The works on display, which change on an ongoing basis, signal that there is no one definition of craft as a practice, field, or philosophy—historically or today. Contemporary craft can be an object made by hand using techniques and ideas carefully studied in a school or studio environment, or a garment created using skills passed down over generations of family or community. It can also mean ways of engaging with the human, plant, animal, or mineral worlds around us. Craft objects come in all different shapes and sizes, and from all over the globe, in functional and conceptual iterations—and often both simultaneously.

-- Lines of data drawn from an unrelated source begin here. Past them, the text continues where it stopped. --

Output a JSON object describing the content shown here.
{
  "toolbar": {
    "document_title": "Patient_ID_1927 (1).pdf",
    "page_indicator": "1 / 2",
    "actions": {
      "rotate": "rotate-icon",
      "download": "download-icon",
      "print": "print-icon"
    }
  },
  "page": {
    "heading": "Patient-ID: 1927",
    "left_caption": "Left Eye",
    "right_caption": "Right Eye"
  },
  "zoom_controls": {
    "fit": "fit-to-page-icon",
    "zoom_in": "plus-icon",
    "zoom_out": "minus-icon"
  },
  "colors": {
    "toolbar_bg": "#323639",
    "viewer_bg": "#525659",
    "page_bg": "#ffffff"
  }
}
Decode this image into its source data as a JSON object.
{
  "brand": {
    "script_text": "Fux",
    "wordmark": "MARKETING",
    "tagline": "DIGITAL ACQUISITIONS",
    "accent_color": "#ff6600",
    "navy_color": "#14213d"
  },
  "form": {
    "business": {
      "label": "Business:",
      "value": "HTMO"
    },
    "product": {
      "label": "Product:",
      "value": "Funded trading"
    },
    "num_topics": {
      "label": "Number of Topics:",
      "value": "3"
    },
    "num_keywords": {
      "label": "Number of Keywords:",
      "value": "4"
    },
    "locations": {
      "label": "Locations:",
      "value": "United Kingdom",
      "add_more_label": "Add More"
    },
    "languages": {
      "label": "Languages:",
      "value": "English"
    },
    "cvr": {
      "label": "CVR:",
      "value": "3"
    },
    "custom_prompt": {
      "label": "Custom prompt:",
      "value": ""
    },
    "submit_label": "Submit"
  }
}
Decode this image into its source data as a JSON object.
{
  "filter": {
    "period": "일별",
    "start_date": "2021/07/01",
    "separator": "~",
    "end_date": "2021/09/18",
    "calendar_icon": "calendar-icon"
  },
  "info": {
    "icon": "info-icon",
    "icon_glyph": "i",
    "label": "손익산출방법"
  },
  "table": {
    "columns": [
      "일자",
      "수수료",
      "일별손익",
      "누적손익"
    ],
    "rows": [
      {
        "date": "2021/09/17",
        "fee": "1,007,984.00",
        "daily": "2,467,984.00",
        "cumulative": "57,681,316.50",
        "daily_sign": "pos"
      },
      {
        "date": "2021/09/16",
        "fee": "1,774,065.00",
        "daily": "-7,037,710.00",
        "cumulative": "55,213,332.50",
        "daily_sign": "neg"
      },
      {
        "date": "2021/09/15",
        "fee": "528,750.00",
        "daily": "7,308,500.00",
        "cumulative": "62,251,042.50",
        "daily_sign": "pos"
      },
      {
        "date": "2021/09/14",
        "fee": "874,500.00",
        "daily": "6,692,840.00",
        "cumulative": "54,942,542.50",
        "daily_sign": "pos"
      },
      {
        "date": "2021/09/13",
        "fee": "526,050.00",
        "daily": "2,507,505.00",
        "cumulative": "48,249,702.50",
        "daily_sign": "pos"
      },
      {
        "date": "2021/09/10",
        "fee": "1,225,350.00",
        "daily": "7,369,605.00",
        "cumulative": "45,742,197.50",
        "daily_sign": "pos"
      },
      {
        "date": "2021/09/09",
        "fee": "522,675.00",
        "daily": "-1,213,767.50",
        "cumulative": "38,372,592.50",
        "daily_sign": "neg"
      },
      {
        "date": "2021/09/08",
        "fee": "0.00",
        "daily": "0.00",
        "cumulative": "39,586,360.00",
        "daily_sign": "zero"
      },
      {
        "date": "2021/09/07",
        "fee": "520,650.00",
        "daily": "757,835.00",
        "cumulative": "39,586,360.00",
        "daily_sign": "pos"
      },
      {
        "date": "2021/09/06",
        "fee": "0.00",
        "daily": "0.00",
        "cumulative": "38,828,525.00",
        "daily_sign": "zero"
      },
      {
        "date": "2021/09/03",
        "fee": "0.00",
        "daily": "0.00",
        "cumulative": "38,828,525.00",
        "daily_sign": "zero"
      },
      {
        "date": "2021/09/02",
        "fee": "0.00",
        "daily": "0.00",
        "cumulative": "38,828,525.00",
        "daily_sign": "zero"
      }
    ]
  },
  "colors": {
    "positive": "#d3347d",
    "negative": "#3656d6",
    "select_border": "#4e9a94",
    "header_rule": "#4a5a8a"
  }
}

Visitors can find contemporary craft throughout the MFA. Though the Museum’s collection of contemporary craft houses objects from all over, one special focus is on work by artists living locally in New England and nationally in the US. From the creative outputs of Indigenous artists along the Massachusetts coastline to the work of Colonial-era silversmiths and scrimshaw carvers, makers have thrived in and around Boston for centuries. Some traditions are longstanding, like woodworking, which has flourished at the Eliot School of Fine and Applied Arts since its founding in 1676. Other craft practices and centers are much newer, including the Harvard Ceramics program, which was founded in 1969.

Craft is more than just a connective thread to a preindustrial era; it is deeply and continually relevant to contemporary life. Sociologist Richard Sennett tells us that in the present day, craft is an approach to diverse tasks—from making a container to parenting to writing code—worth doing well for their own sake.

This expanded understanding of craft poses it as way of engaging with a wide range of creative and human concerns, rather than limiting it to a particular medium or historically specific movement. Contemporary craft exists in practices, people, and cultures everywhere, and its processes and results are compelling and critical lenses through which to view and shape our worlds in the 21st century.